D’autres unités de l’armée syrienne ont progressé vers Aïn Issa, plus au nord, que des ONG françaises avaient quitté dès samedi soir. Des chars syriens ont été déployés aux alentours de cette ville qui abrite un camp de détention de femmes djihadistes et leurs enfants, abandonné par ses gardiens kurdes en fin de semaine, ce qui aurait provoqué la fuite de plus de 100 de ses occupants. On ignore si Damas compte prendre en charge le camp. Plus à l’est, des troupes syriennes se sont également déployées à la périphérie de Tall Tamer, à 35 km seulement au sud-ouest de Ras al-Aïn, une des principales villes ciblées par l’offensive militaire turque. Reprendre Tall Tamer, sur l’autoroute M4 qui relie l’ouest à l’est des régions kurdes, c’est empêcher les forces turques, qui se sont emparées d’un tronçon plus à l’ouest, de progresser vers Qamishli et Hassakeh. Qamishli, où des barrages de soldats syriens ont déjà été érigés, devrait retomber prochainement aux mains du régime de Damas, qui y a toujours maintenu - avec l’aval des Kurdes - une présence militaire modeste et un aéroport.

Lundi en milieu de journée, certaines unités de l’armée syrienne n’étaient plus qu’à 6 km de la frontière avec la Turquie. Pendant ce temps, une équipe de diplomates américains œuvrant à des projets de stabilisation a quitté le Nord-Est syrien, mais l’essentiel des 1 000 soldats américains déployés y est encore, dont certains occupés à sécuriser les centres de détention de djihadistes étrangers. Un premier retrait devrait commencer dans quelques jours, selon un officiel américain. Inquiets de l’offensive turque et de la progression des forces de Damas, quelque 2 000  contractants privés américains devraient également quitter la région.

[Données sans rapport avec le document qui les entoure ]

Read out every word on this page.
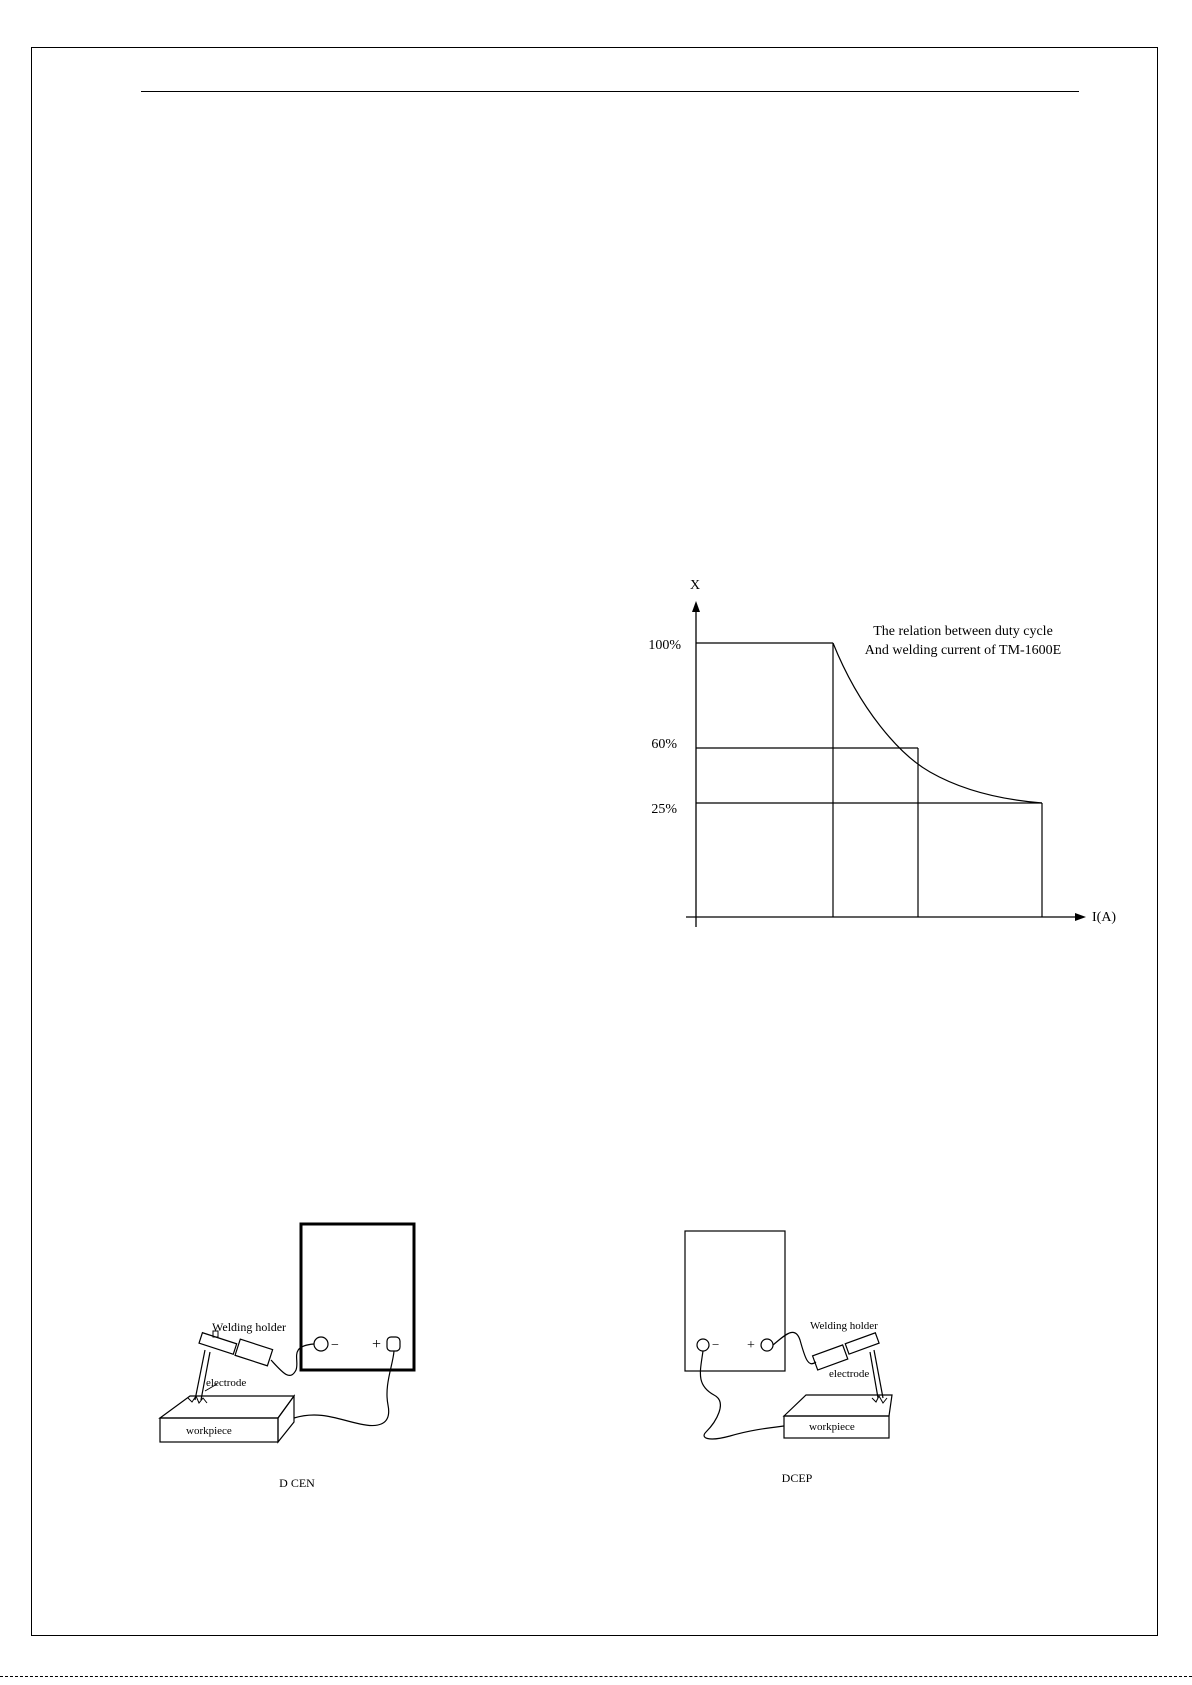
X
I(A)
100%
60%
25%
The relation between duty cycle
And welding current of TM-1600E
− +
Welding holder
electrode
workpiece
D CEN
− +
Welding holder
electrode
workpiece
DCEP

Après avoir pris le contrôle de Tall Abyad, mais peinant à venir à bout de la résistance kurde très mobile à Ras al-Aïn, grâce à un vaste réseau de tunnels, les Turcs et leurs alliés ont conquis Aïn Arous et plusieurs villages au sud de Tall Abyad. En six jours, l’offensive turque a causé la mort de 128 combattants kurdes et 69 civils, selon l’Observatoire syrien des droits de l’homme, et 94 rebelles pro-turcs sont morts. Plus de 130 000 personnes ont été déplacées, selon l’ONU.

Malgré la menace de « grosses sanctions » américaines, le président Erdogan a réaffirmé sa volonté « d’aller jusqu’au bout » de son opération, qui vise à établir une « zone de sécurité » en territoire syrien le long de la frontière pour y reloger un maximum de réfugiés.

Moscou et Assad apparaissent comme les grands vainqueurs de ce bouleversement soudain des rapports de force dans l’Est syrien. En coulisses, la Russie œuvre pour qu’Ankara et Damas finissent par entamer des négociations directes. « La Russie cherche à répartir les rôles, selon un diplomate onusien en charge du dossier syrien. Moscou ne voit pas d’un mauvais œil l’affaiblissement des Kurdes et pourrait accepter une présence turque, mais limitée à la bande Tall Abyad-Ras al-Aïn. Attachée à l’intégrité territoriale de la Syrie, la Russie veut que Damas reprenne l’ensemble du territoire tout en assurant la sécurité de la Turquie à sa frontière avec la Syrie », estime le diplomate.